Designing characters after the fact of knowing their personalities:
I aleady knew Slab N Ernie's basic personalities because they are based on 2 cousins I grew up with. I wrote story ideas for them before I drew them and then kind of drew simple designs that look like my cousins. These characters are not as specific as George Liquor in their raw designs and have to be monkeyed with in the acting in the stories.I could go on forever about this stuff. There are no set rules for how to design characters for me. I have done it a bunch of different ways. Some of my characters started as "phone doodles" with no thoughts of design or story at all. They were mindless scribbles that just sort of evolved into characters-like Ren and Stimpy.
I'll try to write something about designing pretty girls next.
Sunday, January 29, 2012
Some theories about design and style:
When designing characters for commercials I usually need to take a different approach than when I'm designing my own characters for my own stories.
Generally advertising agencies are conservative and really are not looking to have actual characters designed. Not characters in the sense that they have unique and specific personalities and specific features. When you draw truly specific - quite literally "character designs" many executive types will comment that they don't want any "ugly" characters. Specific means ugly to Soccer Moms. They really want an overall look or style rather than a set of unique designs.

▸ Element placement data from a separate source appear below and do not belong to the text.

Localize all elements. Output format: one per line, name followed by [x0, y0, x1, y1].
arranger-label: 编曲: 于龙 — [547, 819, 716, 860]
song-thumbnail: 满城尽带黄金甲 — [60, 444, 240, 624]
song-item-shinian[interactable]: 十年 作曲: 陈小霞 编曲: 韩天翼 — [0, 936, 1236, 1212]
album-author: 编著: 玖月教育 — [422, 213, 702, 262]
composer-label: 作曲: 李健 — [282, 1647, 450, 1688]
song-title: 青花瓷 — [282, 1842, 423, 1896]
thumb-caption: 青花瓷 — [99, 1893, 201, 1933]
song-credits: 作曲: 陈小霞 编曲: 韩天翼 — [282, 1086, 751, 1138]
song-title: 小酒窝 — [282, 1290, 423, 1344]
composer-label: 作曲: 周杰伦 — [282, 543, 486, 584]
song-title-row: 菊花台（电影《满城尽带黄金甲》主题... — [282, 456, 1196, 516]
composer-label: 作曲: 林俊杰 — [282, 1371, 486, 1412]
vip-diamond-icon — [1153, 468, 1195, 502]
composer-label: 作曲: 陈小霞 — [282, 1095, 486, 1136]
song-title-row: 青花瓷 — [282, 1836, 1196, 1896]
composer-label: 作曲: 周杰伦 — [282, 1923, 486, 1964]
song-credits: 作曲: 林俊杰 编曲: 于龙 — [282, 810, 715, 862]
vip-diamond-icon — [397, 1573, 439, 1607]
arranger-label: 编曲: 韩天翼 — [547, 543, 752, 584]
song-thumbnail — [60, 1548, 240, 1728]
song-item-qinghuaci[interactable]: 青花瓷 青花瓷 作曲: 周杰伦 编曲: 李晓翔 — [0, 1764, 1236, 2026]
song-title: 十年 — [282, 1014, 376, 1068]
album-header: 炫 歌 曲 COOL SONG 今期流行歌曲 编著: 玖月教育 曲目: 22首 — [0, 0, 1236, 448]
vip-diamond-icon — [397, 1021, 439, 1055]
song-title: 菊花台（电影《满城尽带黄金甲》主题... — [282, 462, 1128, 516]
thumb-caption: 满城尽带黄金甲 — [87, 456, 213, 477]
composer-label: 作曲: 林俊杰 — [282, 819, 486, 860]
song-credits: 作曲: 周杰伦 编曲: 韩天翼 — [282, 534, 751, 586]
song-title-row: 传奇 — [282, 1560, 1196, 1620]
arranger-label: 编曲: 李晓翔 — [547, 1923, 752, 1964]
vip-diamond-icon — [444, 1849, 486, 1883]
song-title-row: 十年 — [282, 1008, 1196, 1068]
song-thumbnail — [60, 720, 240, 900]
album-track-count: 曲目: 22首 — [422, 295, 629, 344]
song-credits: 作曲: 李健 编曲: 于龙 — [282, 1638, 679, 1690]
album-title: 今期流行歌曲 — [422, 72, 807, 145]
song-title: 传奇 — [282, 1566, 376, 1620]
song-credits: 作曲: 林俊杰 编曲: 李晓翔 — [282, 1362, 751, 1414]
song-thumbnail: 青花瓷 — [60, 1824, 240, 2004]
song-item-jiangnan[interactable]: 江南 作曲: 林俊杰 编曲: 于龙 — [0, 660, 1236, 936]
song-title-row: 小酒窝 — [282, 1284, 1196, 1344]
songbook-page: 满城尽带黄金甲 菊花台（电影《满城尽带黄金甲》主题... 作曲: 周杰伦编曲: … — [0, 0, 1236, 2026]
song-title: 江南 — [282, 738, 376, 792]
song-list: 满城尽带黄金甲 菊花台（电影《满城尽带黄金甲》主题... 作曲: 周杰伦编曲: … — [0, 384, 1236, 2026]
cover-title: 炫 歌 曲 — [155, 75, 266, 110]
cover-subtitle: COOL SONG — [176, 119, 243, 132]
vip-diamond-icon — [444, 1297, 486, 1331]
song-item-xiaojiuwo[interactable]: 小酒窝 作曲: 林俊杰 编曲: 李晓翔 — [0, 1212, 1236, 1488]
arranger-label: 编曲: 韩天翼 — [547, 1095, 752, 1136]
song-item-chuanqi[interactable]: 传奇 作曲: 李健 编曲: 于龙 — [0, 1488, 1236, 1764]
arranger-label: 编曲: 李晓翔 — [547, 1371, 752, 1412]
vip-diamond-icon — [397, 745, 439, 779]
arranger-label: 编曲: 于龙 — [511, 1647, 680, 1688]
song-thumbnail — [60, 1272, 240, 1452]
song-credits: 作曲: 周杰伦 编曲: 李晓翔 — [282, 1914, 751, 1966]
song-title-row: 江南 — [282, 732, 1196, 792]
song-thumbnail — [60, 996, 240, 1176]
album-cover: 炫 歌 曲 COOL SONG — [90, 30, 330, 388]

But everyone has to be cute and evenly proportioned.
So I designed these characters in the sort of generic 90s retro style that we started in the Ren and Stimpy commercials.
Where the design really comes into play is in the layouts and compositions of the scenes, not in the actual characters.
I don't believe that character design should be a separate specialty performed by an artist who doesn't do any of the production work. I find that the best results happen when either a layout artist, animator or director does the designs. Or all of the above. The first drawings at the top of the page are my initial character design. The smaller drawings below are frame grabs from the first commercial we did for Old Navy. Those drawings are combinations of my layouts with Chuck Gammage's animation poses. Character designs to me, are living evolving entities. They don't exist in their best form on model sheets created before the production starts.
They get better as they are forced into functional roles by storyboard artists, layout artists and animators. This can be tricky because when non-artists are in charge, they often want everything to stay generic or "on-model" which really limits the functionality, acting and range of the characters' personalities.
A model sheet created by a character designer before a production starts is merely an unproven theory. You really don't know if they work until you start moving them around and making them do things.
The poses on this sticker sheet below are a combination of theory poses drawn in the abstract and functional poses drawn for specific scenes within a storyboard.
When we did a second set of Old Navy commercials the designs got a little freerer. Then when I started developing the characters for a series concept and drew storyboards they became more lively again.